On Sunday, 3 June 2018 at 21:32:06 UTC, gdelazzari wrote:
Couldn't a keyword like "ctfe" (just making it up right now) exist? So that, when seeing something like

ctfe myNumber = 5;

ctfe if (myNumber + 2 == 7)
{
  // ...
}

one could immediately understand that the code is executed/evaluated at compile time. True, after someone knows that "static" and "enum" mean (in the above example) that some compile-time things are happening, it's fine. I just find it a bit confusing not having a dedicated keyword but re-using existing ones that also serve other purposes...


Hi gdelazzari,

While seeing your post, I just recollected my post 4 years ago. https://forum.dlang.org/post/wbfnvwulchrpnrxov...@forum.dlang.org I recommend you to go through it. Let me put here my thoughts again.

void main()
{
    immutable n = __ctfe ? 1 : 2;
    int[n] a;
    assert(a.length == n); // fails, wat
}

Here, the declaration int[n] a forces n to be calculated during compile time.

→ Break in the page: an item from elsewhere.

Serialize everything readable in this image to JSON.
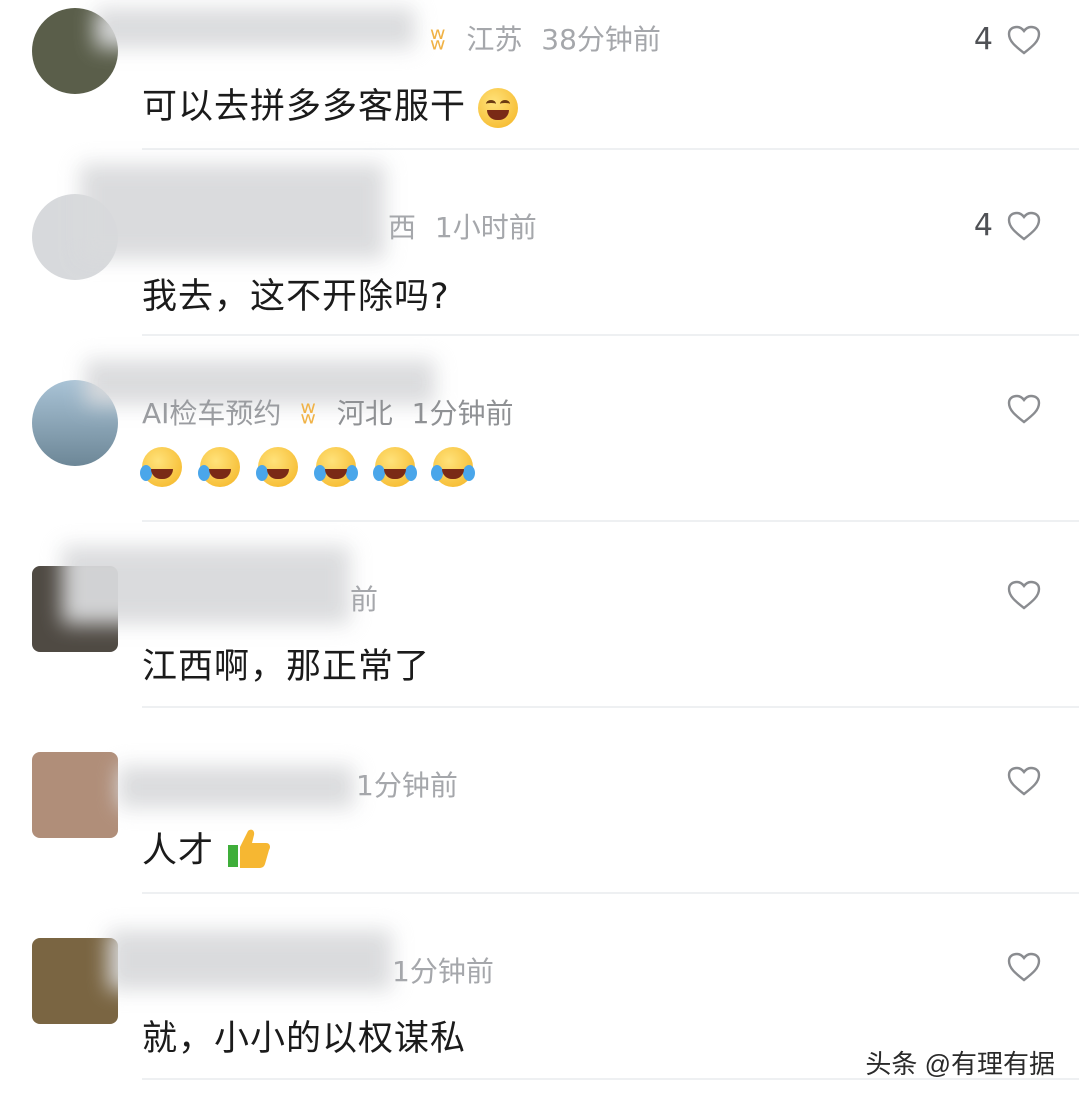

During compile time, __ctfe is true (I dont know if it a variable or macro, etc). Hence the value of n during compile time is 1. So, size of the array a is 1. Anyway, n is calculated during runtime too. At runtime, __ctfe is false. n becomes 2. Finally, at runtime a.length is 1 and n is 2.

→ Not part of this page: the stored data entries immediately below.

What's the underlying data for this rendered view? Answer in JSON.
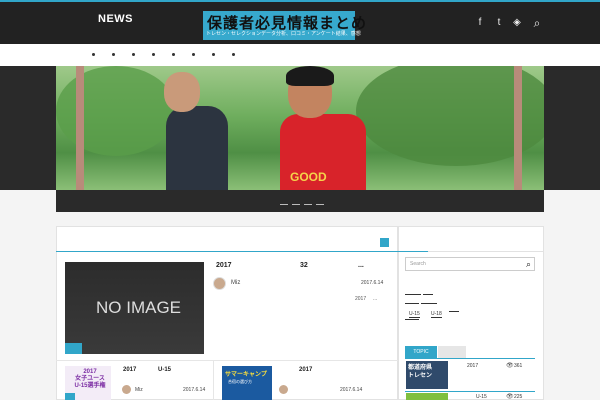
{
  "header": {
    "nav_news": "NEWS",
    "logo_title": "保護者必見情報まとめ",
    "logo_subtitle": "トレセン・セレクションデータ分析、口コミ・アンケート結果、感想",
    "social_icons": [
      "facebook-icon",
      "twitter-icon",
      "feedly-icon",
      "search-icon"
    ],
    "social_glyphs": [
      "f",
      "t",
      "◈",
      "⌕"
    ]
  },
  "subnav": {
    "dot_count": 8
  },
  "hero": {
    "shirt_text": "GOOD"
  },
  "featured": {
    "thumb_text": "NO IMAGE",
    "year": "2017",
    "number": "32",
    "ellipsis": "...",
    "author": "Miz",
    "date": "2017.6.14",
    "excerpt_a": "2017",
    "excerpt_b": "..."
  },
  "cards": [
    {
      "thumb_text": "2017\n女子ユース\nU-15選手権",
      "title": "2017",
      "tag": "U-15",
      "author": "Miz",
      "date": "2017.6.14"
    },
    {
      "thumb_text": "サマーキャンプ",
      "thumb_sub": "合宿の選び方",
      "title": "2017",
      "author": "",
      "date": "2017.6.14"
    }
  ],
  "sidebar": {
    "search_placeholder": "Search",
    "categories": [
      "U-15",
      "U-18"
    ],
    "tabs": [
      "TOPIC"
    ],
    "popular": [
      {
        "thumb_text": "都道府県\nトレセン",
        "title": "2017",
        "views": "361"
      },
      {
        "thumb_text": "",
        "title": "U-15",
        "views": "225"
      }
    ]
  },
  "colors": {
    "accent": "#31a6c9",
    "header_bg": "#222222"
  }
}
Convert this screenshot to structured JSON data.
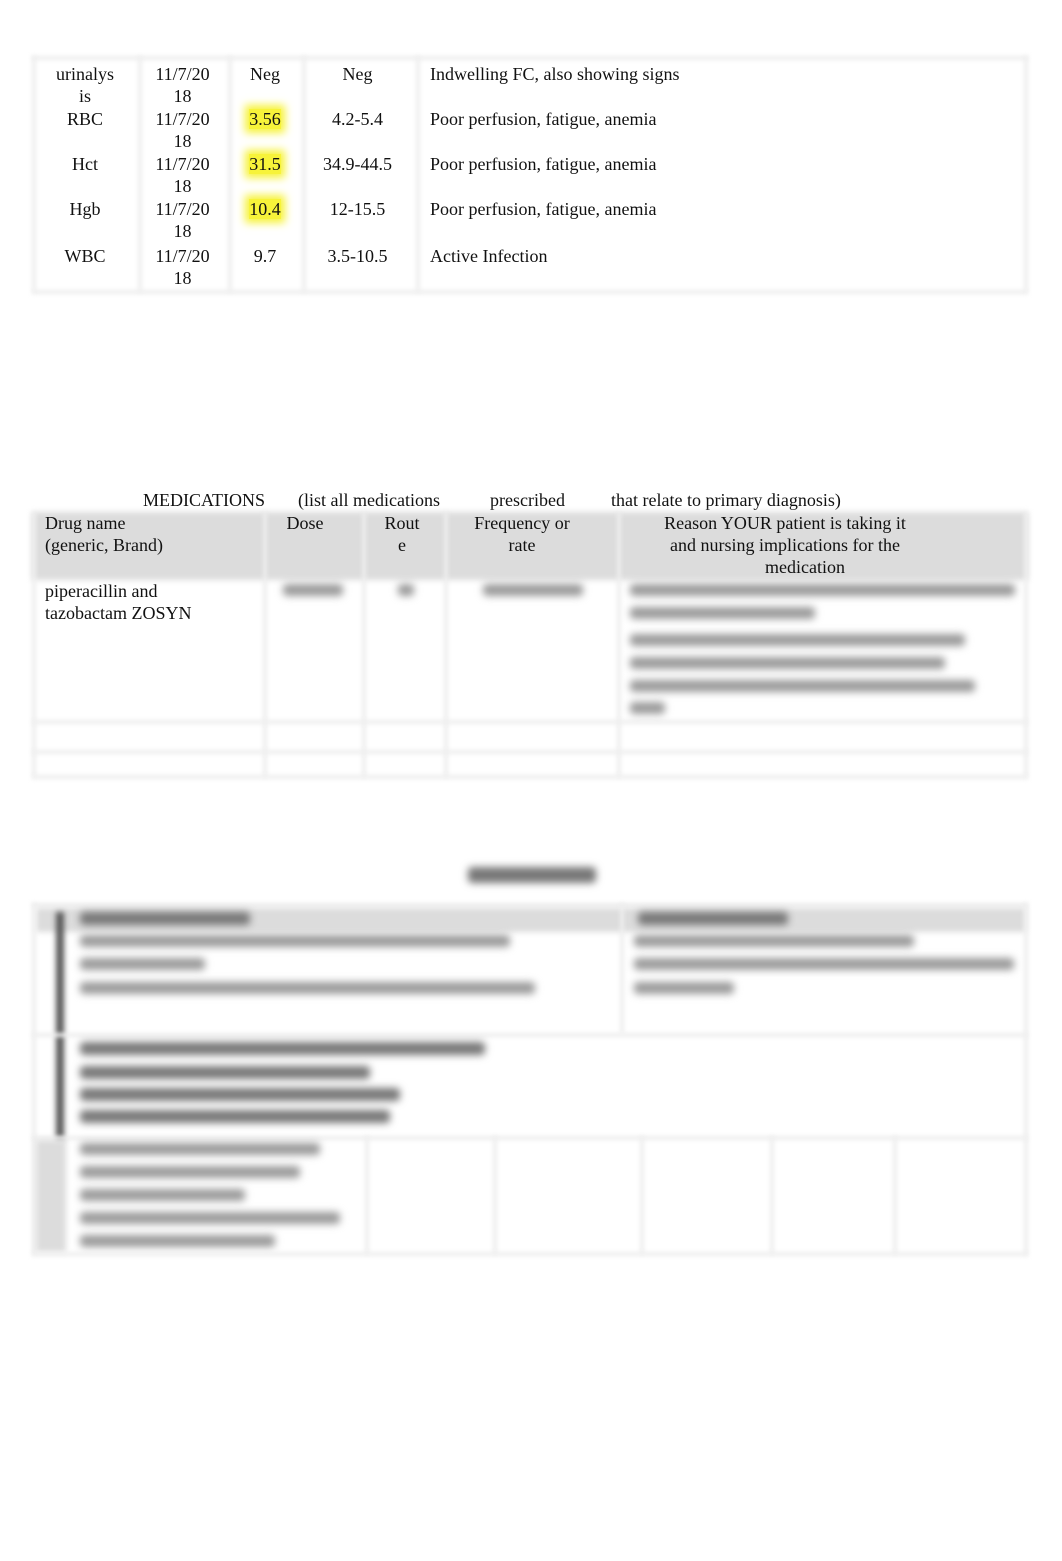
{
  "labs": {
    "rows": [
      {
        "test": [
          "urinalys",
          "is"
        ],
        "date": [
          "11/7/20",
          "18"
        ],
        "value": "Neg",
        "flag": false,
        "range": "Neg",
        "comment": "Indwelling FC, also showing signs"
      },
      {
        "test": [
          "RBC"
        ],
        "date": [
          "11/7/20",
          "18"
        ],
        "value": "3.56",
        "flag": true,
        "range": "4.2-5.4",
        "comment": "Poor perfusion, fatigue, anemia"
      },
      {
        "test": [
          "Hct"
        ],
        "date": [
          "11/7/20",
          "18"
        ],
        "value": "31.5",
        "flag": true,
        "range": "34.9-44.5",
        "comment": "Poor perfusion, fatigue, anemia"
      },
      {
        "test": [
          "Hgb"
        ],
        "date": [
          "11/7/20",
          "18"
        ],
        "value": "10.4",
        "flag": true,
        "range": "12-15.5",
        "comment": "Poor perfusion, fatigue, anemia"
      },
      {
        "test": [
          "WBC"
        ],
        "date": [
          "11/7/20",
          "18"
        ],
        "value": "9.7",
        "flag": false,
        "range": "3.5-10.5",
        "comment": "Active Infection"
      }
    ],
    "highlight_color": "#f7f33a"
  },
  "medications": {
    "title": [
      "MEDICATIONS",
      "(list all medications",
      "prescribed",
      "that relate to primary diagnosis)"
    ],
    "headers": {
      "drug": [
        "Drug name",
        "(generic, Brand)"
      ],
      "dose": [
        "Dose"
      ],
      "route": [
        "Rout",
        "e"
      ],
      "frequency": [
        "Frequency or",
        "rate"
      ],
      "reason": [
        "Reason YOUR patient is taking it",
        "and nursing implications for the",
        "medication"
      ]
    },
    "rows": [
      {
        "drug": [
          "piperacillin and",
          "tazobactam ZOSYN"
        ]
      }
    ]
  }
}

This shocked me. ie While reading a huge code, you need to check how you got the value of n, which I personally dont want to.

While this scared me away, I thought about it. What is the underlying problem? My immediate answer is that the same variable getting computed during both compile time and runtime caused this issue. Why should a variable get a new value at runtime if it has already got a value during compile time, for the same statement?

May be I am less imaginative. I still wish some could enlighten me to accept this behavior if everybody else thinks it is right.